Wszystko widać
niby ubrana
w delikatny woal
a wszystko widać
jak na dłoni
wstydu nie ma
szepczą kobiety
mężczyźni
wzrokiem
za nią wodzą
zachwyceni
spod kapelusza
kolczyki
się złocą
usta błyszczą
czerwienią
każdy z nich
jest bardzo łasy
na taką łanię
o błękitnych oczach
ona tylko
nimi się bawi
bo żaden z nich
nie jest jej godzien
pragnie
tego jednego
co w miłości
wierności
dochowa
Autor Waldi
Komentarze (26)
Nie tylko te "łanie" pragną tego jedynego na całe
życie,
Pozdrawiam :)
Waldku to coś innego To raczej ona nie jest ich warta
a i to o co jej chodzi to na pewno nie wierność.

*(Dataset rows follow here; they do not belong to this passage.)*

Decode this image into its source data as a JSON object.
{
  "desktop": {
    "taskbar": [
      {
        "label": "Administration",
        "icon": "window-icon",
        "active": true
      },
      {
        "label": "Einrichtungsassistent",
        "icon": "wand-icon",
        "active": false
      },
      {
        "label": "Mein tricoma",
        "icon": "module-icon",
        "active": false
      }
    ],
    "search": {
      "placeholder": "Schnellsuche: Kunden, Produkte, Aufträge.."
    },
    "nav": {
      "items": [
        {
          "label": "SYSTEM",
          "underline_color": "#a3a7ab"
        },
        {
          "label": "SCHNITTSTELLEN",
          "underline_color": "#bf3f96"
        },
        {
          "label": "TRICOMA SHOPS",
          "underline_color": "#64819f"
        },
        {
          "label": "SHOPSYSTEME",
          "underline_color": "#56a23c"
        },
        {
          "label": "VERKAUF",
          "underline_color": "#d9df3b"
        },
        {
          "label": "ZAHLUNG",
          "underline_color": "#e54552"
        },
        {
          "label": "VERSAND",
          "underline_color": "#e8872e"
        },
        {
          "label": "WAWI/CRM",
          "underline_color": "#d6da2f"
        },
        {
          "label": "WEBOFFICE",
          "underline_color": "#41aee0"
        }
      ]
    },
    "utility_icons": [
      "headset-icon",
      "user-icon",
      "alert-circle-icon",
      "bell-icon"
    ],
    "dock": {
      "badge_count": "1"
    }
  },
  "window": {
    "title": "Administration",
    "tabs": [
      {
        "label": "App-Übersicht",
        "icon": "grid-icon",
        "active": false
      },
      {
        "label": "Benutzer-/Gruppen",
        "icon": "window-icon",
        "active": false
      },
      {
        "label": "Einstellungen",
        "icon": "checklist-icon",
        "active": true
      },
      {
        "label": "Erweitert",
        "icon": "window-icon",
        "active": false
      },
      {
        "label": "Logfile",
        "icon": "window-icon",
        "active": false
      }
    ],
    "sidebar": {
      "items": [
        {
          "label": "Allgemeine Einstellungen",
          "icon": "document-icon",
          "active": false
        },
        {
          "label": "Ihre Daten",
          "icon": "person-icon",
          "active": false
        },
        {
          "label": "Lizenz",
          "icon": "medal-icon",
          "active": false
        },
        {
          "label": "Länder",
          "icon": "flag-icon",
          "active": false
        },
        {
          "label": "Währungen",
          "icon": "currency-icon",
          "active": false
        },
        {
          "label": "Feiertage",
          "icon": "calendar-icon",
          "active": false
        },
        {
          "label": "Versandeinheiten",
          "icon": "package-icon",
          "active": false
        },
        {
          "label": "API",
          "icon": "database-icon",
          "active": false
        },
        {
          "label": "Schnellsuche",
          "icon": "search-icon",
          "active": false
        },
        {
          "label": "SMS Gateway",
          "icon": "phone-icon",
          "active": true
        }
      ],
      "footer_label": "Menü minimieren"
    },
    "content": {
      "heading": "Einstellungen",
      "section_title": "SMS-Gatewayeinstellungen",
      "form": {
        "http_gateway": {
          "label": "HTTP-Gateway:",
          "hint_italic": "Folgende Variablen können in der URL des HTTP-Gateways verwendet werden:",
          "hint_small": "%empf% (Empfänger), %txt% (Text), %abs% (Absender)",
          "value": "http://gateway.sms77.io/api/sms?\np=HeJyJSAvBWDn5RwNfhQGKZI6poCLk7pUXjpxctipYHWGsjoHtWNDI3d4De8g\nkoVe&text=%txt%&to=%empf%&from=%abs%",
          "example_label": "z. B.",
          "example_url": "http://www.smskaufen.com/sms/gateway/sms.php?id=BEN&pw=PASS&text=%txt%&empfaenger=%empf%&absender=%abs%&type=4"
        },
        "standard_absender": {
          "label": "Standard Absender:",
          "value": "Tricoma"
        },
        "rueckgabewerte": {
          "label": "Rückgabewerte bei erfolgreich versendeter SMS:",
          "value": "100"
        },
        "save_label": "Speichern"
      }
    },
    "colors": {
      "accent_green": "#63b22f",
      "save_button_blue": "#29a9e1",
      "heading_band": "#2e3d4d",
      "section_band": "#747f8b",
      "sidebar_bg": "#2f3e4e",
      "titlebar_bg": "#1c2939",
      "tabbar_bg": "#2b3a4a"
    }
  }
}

Pozdrawiam z plusem. A co do limeryku to powiedz w
jakim mieście mieszkasz bo inaczej będzie on nie do
końca kompletny. Pozdrawiam z plusem:))
Wierność i lojalność w związku, to /moim zdaniem/
podstawa.
Dobrego wieczoru życzę Waldku
stawiam kawę ...
Wiersz się podoba.
Ta dla wszystkich to nie dla tego jedynego (tak myślę)
Pozdrawiam
ń zamień na n
"nie jest jej godzień"
Waldi - godzien, n
a nie - godzień
"Panie, nie jestem godzien, abyś przyszedł do mnie,
ale powiedz tylko słowo..."
nie jest jej godzień
No taką "łanię" to nie idzie zdradzać ;)
A brązowe to be... Pozdrawiam:)
"Wszystko widać"... - Ach - te nie-bieskie oczy... (-
gdybym ja je miał...)
serdecznie pozdrawiam Waldku:)
"nie jest jej godzeń"
Myślę, że... godzien
Po są klejnoty damskiej urody by były podziwiane...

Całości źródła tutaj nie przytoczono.